4. Extract the bin-based epochs, each epoch (or trial) consisting of a single ERP waveform that spans 1,204 ms from -204ms to 1000ms, where 0 corresponds to the onset of the visual stimulus. For this step, select "ERPLAB" on the EEGLAB GUI and click "Extract bin-based epochs" [see Screenshot 6]. In the new window under "Bin-based epoch time range (ms)," write "-204 -4". Click "RUN" [see Screenshot 7].
5. Perform artifact detection on the epochs. This step removes all the trials that have altered been by amplifier saturation or A/D clipping. Epochs with segments that are inferior to -100 microvolts and/or superior to +100 microvolts will be eliminated for the 4 frontal EEG electrodes (Fp1, Fp2, F7, and F8).
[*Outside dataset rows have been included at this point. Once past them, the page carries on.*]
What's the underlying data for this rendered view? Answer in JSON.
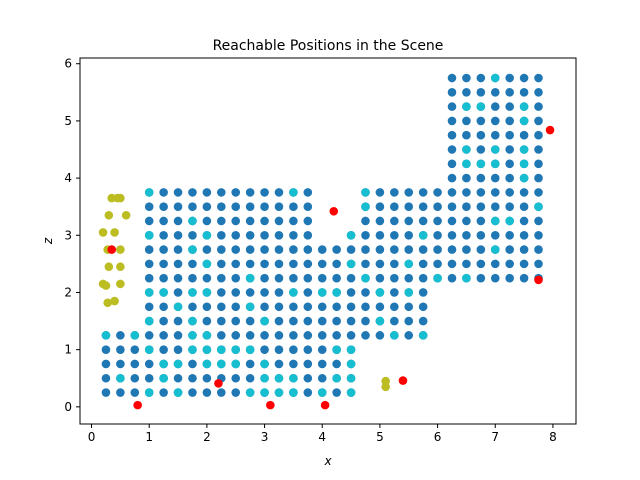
{
  "chart_data": {
    "type": "scatter",
    "title": "Reachable Positions in the Scene",
    "xlabel": "x",
    "ylabel": "z",
    "xlim": [
      -0.2,
      8.4
    ],
    "ylim": [
      -0.3,
      6.1
    ],
    "xticks": [
      0,
      1,
      2,
      3,
      4,
      5,
      6,
      7,
      8
    ],
    "yticks": [
      0,
      1,
      2,
      3,
      4,
      5,
      6
    ],
    "grid": false,
    "legend": "none",
    "colors": {
      "reachable": "#1f77b4",
      "highlighted": "#17becf",
      "olive": "#bcbd22",
      "red": "#ff0000"
    },
    "series": [
      {
        "color_key": "reachable",
        "regions": [
          {
            "x": [
              0.25,
              1.25
            ],
            "z": [
              0.25,
              1.25
            ]
          },
          {
            "x": [
              1.0,
              3.75
            ],
            "z": [
              0.25,
              3.75
            ]
          },
          {
            "x": [
              4.0,
              4.5
            ],
            "z": [
              0.25,
              2.75
            ]
          },
          {
            "x": [
              3.75,
              4.0
            ],
            "z": [
              0.25,
              2.75
            ]
          },
          {
            "x": [
              4.75,
              5.75
            ],
            "z": [
              1.25,
              3.75
            ]
          },
          {
            "x": [
              4.5,
              4.75
            ],
            "z": [
              1.25,
              3.0
            ]
          },
          {
            "x": [
              6.0,
              7.75
            ],
            "z": [
              2.25,
              3.75
            ]
          },
          {
            "x": [
              6.25,
              7.75
            ],
            "z": [
              3.75,
              5.75
            ]
          }
        ]
      },
      {
        "color_key": "highlighted",
        "x": [
          0.25,
          0.5,
          0.75,
          1.0,
          1.25,
          1.25,
          1.0,
          1.5,
          1.75,
          2.0,
          1.0,
          1.25,
          1.5,
          1.75,
          2.0,
          1.0,
          1.75,
          2.0,
          2.25,
          2.5,
          2.75,
          3.0,
          3.25,
          3.5,
          2.5,
          3.0,
          3.5,
          4.0,
          4.25,
          4.5,
          4.5,
          4.5,
          4.5,
          4.25,
          3.25,
          3.5,
          3.0,
          2.75,
          1.0,
          1.0,
          1.75,
          2.0,
          2.75,
          3.5,
          3.0,
          2.0,
          1.75,
          1.5,
          1.25,
          4.25,
          4.5,
          4.0,
          4.75,
          5.0,
          5.25,
          5.5,
          5.75,
          5.75,
          5.5,
          5.0,
          4.75,
          4.75,
          6.0,
          6.5,
          6.5,
          6.75,
          7.0,
          7.0,
          7.25,
          7.5,
          7.5,
          7.5,
          7.75,
          7.0,
          6.75,
          6.5,
          7.0,
          7.5,
          6.5,
          7.0,
          7.5,
          1.0,
          1.75,
          2.0,
          2.75,
          3.5,
          4.5,
          2.25,
          1.5
        ],
        "z": [
          1.25,
          0.5,
          1.25,
          1.0,
          0.75,
          0.5,
          0.25,
          0.75,
          1.0,
          1.0,
          2.0,
          2.0,
          1.75,
          2.0,
          2.0,
          3.0,
          3.25,
          3.0,
          1.0,
          1.0,
          1.0,
          0.75,
          0.5,
          0.5,
          0.75,
          0.25,
          0.25,
          0.25,
          0.5,
          0.75,
          1.0,
          0.5,
          0.25,
          1.0,
          0.25,
          0.25,
          0.5,
          0.25,
          3.75,
          3.0,
          2.75,
          2.5,
          2.25,
          2.0,
          1.5,
          1.25,
          1.5,
          0.25,
          0.5,
          2.0,
          2.5,
          2.0,
          3.75,
          2.0,
          1.25,
          2.5,
          1.25,
          3.0,
          2.0,
          1.5,
          2.25,
          3.5,
          2.25,
          2.25,
          4.25,
          4.25,
          4.25,
          3.25,
          3.25,
          4.25,
          4.0,
          5.0,
          3.5,
          5.75,
          5.25,
          5.25,
          2.75,
          5.25,
          4.5,
          4.5,
          4.5,
          1.5,
          1.25,
          0.75,
          1.75,
          3.75,
          3.0,
          0.75,
          0.25
        ]
      },
      {
        "color_key": "olive",
        "x": [
          0.35,
          0.45,
          0.5,
          0.3,
          0.6,
          0.2,
          0.4,
          0.28,
          0.5,
          0.3,
          0.5,
          0.2,
          0.25,
          0.5,
          0.4,
          0.28,
          5.1,
          5.1
        ],
        "z": [
          3.65,
          3.65,
          3.65,
          3.35,
          3.35,
          3.05,
          3.05,
          2.75,
          2.75,
          2.45,
          2.45,
          2.15,
          2.12,
          2.15,
          1.85,
          1.82,
          0.45,
          0.35
        ]
      },
      {
        "color_key": "red",
        "x": [
          0.35,
          0.8,
          2.2,
          3.1,
          4.05,
          4.2,
          5.4,
          7.75,
          7.95
        ],
        "z": [
          2.75,
          0.03,
          0.41,
          0.03,
          0.03,
          3.42,
          0.46,
          2.22,
          4.84
        ]
      }
    ]
  }
}
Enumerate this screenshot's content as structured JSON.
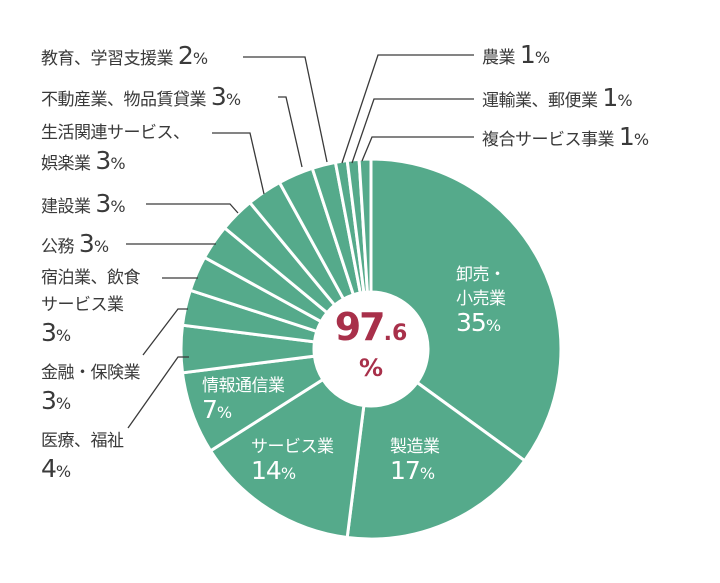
{
  "chart_data": {
    "type": "pie",
    "subtype": "donut",
    "title": "",
    "center_label": {
      "value_int": "97",
      "value_dec": ".6",
      "unit": "%"
    },
    "start_angle_deg": 0,
    "direction": "clockwise",
    "unit": "%",
    "slices": [
      {
        "label": "卸売・小売業",
        "value": 35
      },
      {
        "label": "製造業",
        "value": 17
      },
      {
        "label": "サービス業",
        "value": 14
      },
      {
        "label": "情報通信業",
        "value": 7
      },
      {
        "label": "医療、福祉",
        "value": 4
      },
      {
        "label": "金融・保険業",
        "value": 3
      },
      {
        "label": "宿泊業、飲食サービス業",
        "value": 3
      },
      {
        "label": "公務",
        "value": 3
      },
      {
        "label": "建設業",
        "value": 3
      },
      {
        "label": "生活関連サービス、娯楽業",
        "value": 3
      },
      {
        "label": "不動産業、物品賃貸業",
        "value": 3
      },
      {
        "label": "教育、学習支援業",
        "value": 2
      },
      {
        "label": "農業",
        "value": 1
      },
      {
        "label": "運輸業、郵便業",
        "value": 1
      },
      {
        "label": "複合サービス事業",
        "value": 1
      }
    ],
    "colors": {
      "slice": "#55aa8b",
      "separator": "#ffffff",
      "center_text": "#a8304a",
      "label_text": "#3a3a3a",
      "leader_line": "#3a3a3a"
    }
  },
  "inner_labels": {
    "wholesale": {
      "line1": "卸売・",
      "line2": "小売業",
      "num": "35",
      "pct": "%"
    },
    "manufacturing": {
      "line1": "製造業",
      "num": "17",
      "pct": "%"
    },
    "services": {
      "line1": "サービス業",
      "num": "14",
      "pct": "%"
    },
    "info": {
      "line1": "情報通信業",
      "num": "7",
      "pct": "%"
    }
  },
  "outer_labels": {
    "education": {
      "text": "教育、学習支援業",
      "num": "2",
      "pct": "%"
    },
    "realestate": {
      "text": "不動産業、物品賃貸業",
      "num": "3",
      "pct": "%"
    },
    "lifestyle": {
      "line1": "生活関連サービス、",
      "line2": "娯楽業",
      "num": "3",
      "pct": "%"
    },
    "construction": {
      "text": "建設業",
      "num": "3",
      "pct": "%"
    },
    "public": {
      "text": "公務",
      "num": "3",
      "pct": "%"
    },
    "lodging": {
      "line1": "宿泊業、飲食",
      "line2": "サービス業",
      "num": "3",
      "pct": "%"
    },
    "finance": {
      "line1": "金融・保険業",
      "num": "3",
      "pct": "%"
    },
    "medical": {
      "line1": "医療、福祉",
      "num": "4",
      "pct": "%"
    },
    "agriculture": {
      "text": "農業",
      "num": "1",
      "pct": "%"
    },
    "transport": {
      "text": "運輸業、郵便業",
      "num": "1",
      "pct": "%"
    },
    "compound": {
      "text": "複合サービス事業",
      "num": "1",
      "pct": "%"
    }
  }
}
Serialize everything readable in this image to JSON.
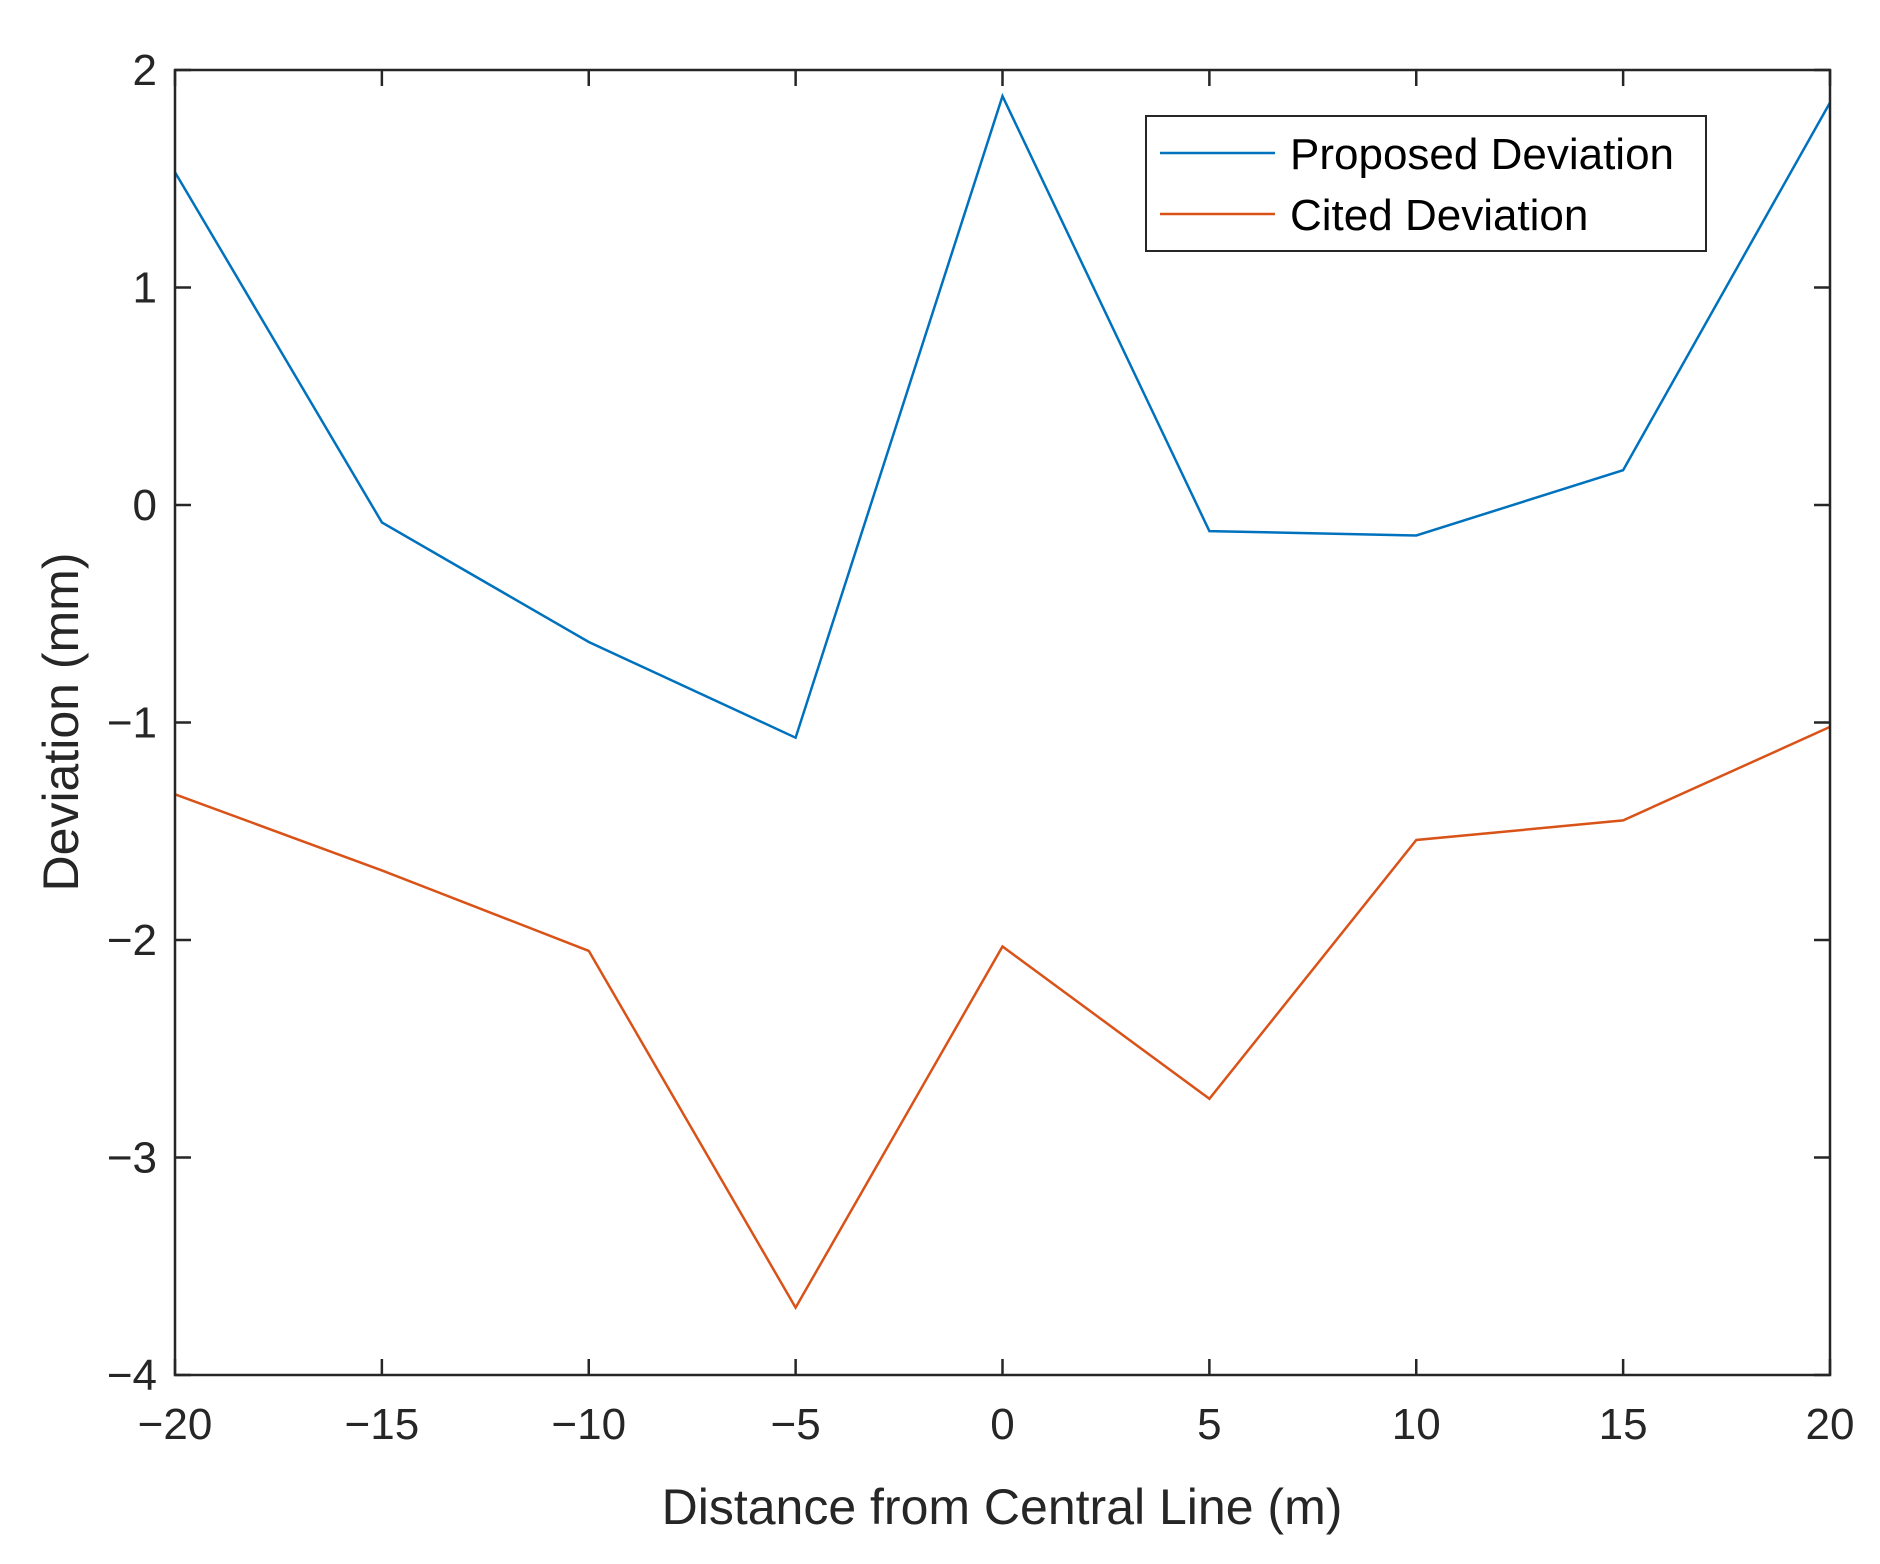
{
  "chart_data": {
    "type": "line",
    "title": "",
    "xlabel": "Distance from Central Line (m)",
    "ylabel": "Deviation (mm)",
    "xlim": [
      -20,
      20
    ],
    "ylim": [
      -4,
      2
    ],
    "xticks": [
      -20,
      -15,
      -10,
      -5,
      0,
      5,
      10,
      15,
      20
    ],
    "xtick_labels": [
      "−20",
      "−15",
      "−10",
      "−5",
      "0",
      "5",
      "10",
      "15",
      "20"
    ],
    "yticks": [
      -4,
      -3,
      -2,
      -1,
      0,
      1,
      2
    ],
    "ytick_labels": [
      "−4",
      "−3",
      "−2",
      "−1",
      "0",
      "1",
      "2"
    ],
    "grid": false,
    "legend_position": "top-right",
    "x": [
      -20,
      -15,
      -10,
      -5,
      0,
      5,
      10,
      15,
      20
    ],
    "series": [
      {
        "name": "Proposed Deviation",
        "color": "#0072BD",
        "values": [
          1.53,
          -0.08,
          -0.63,
          -1.07,
          1.88,
          -0.12,
          -0.14,
          0.16,
          1.85
        ]
      },
      {
        "name": "Cited Deviation",
        "color": "#D95319",
        "values": [
          -1.33,
          -1.68,
          -2.05,
          -3.69,
          -2.03,
          -2.73,
          -1.54,
          -1.45,
          -1.02
        ]
      }
    ]
  }
}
Similarly, epochs with segments that are inferior to -75 microvolts and/or superior to +75 microvolts will be deleted for the remaining 24 non-frontal electrodes. Additionally, epochs containing segments that include flat lines that persist for more than 100ms will be cut out in all 28 electrodes. To eliminate the extreme voltages, first click "ERPLAB" on the EEGLAB GUI, then select "Artifact detection in epoched data" and click "Simple voltage threshold" [see Screenshot 8]. In the new window under "Test period (start end) [ms]," write "-204 1000"; under "Voltage limits[uV] (e.g. -100 100):" write "-100 100"; under "Channel(s)," write "1:4" (to select only the 4 frontal electrodes). Select "ACCEPT" [see Screenshot 9]. Repeat this process for the remaining 24 electrodes, making the appropriate changes where necessary (i.e. writing "-75 75" instead of "-100 100" for the voltage limits; writing "5:28" instead of "1:4" to select the remaining 24 electrodes). Next, to remove the flat lines, click "ERPLAB" on the EEGLAB GUI, select "Artifact detection in epoched data", and click "Blocking & flat line" [see Screenshot 10]. In the new window under "Test period (start end) [ms]", write "-204 1000"; under "Amplitude tolerance (single value, e.g. 2):", write "-1e-07 1e- 07"; under "Duration [ms]", write "100"; under "Channel(s)", write "1:28" (to select all 28 electrodes). Select "ACCEPT" [see Screenshot 11].
6. Compute the averaged ERPs of each participant for each condition (consistent vs. inconsistent). To do this, click "ERPLAB" on the EEGLAB GUI and select "Compute averaged ERPs" [see Screenshot 12].
7. Compute the grand averages for the ERP sets in each condition (consistent vs. inconsistent) and plot the resulting ERP waveforms. For this step, click "ERPLAB" on the EEGLAB GUI and select "Average across ERPsets (Grand Average)" [see Screenshot 13]. In the new window, add the relevant ERP sets by clicking "Add Erpset" and then, click "RUN" [see Screenshot 14]. To plot the ERP waveforms, click "ERPLAB" on the EEGLAB GUI, click "Plot ERP", and select "Plot ERP waveforms" [see Screenshot 15]. In the new window under "Time range (min max, in ms)", write "-204.0 1000.0" and click the button "positive is up" (this will change the label of the button to "negative is up" so that negative y-values are displayed above the x-axis); under "Style", select "Topographic" and change the "w" and "h" values to "0.1". Click "PLOT" [see Screenshot 16].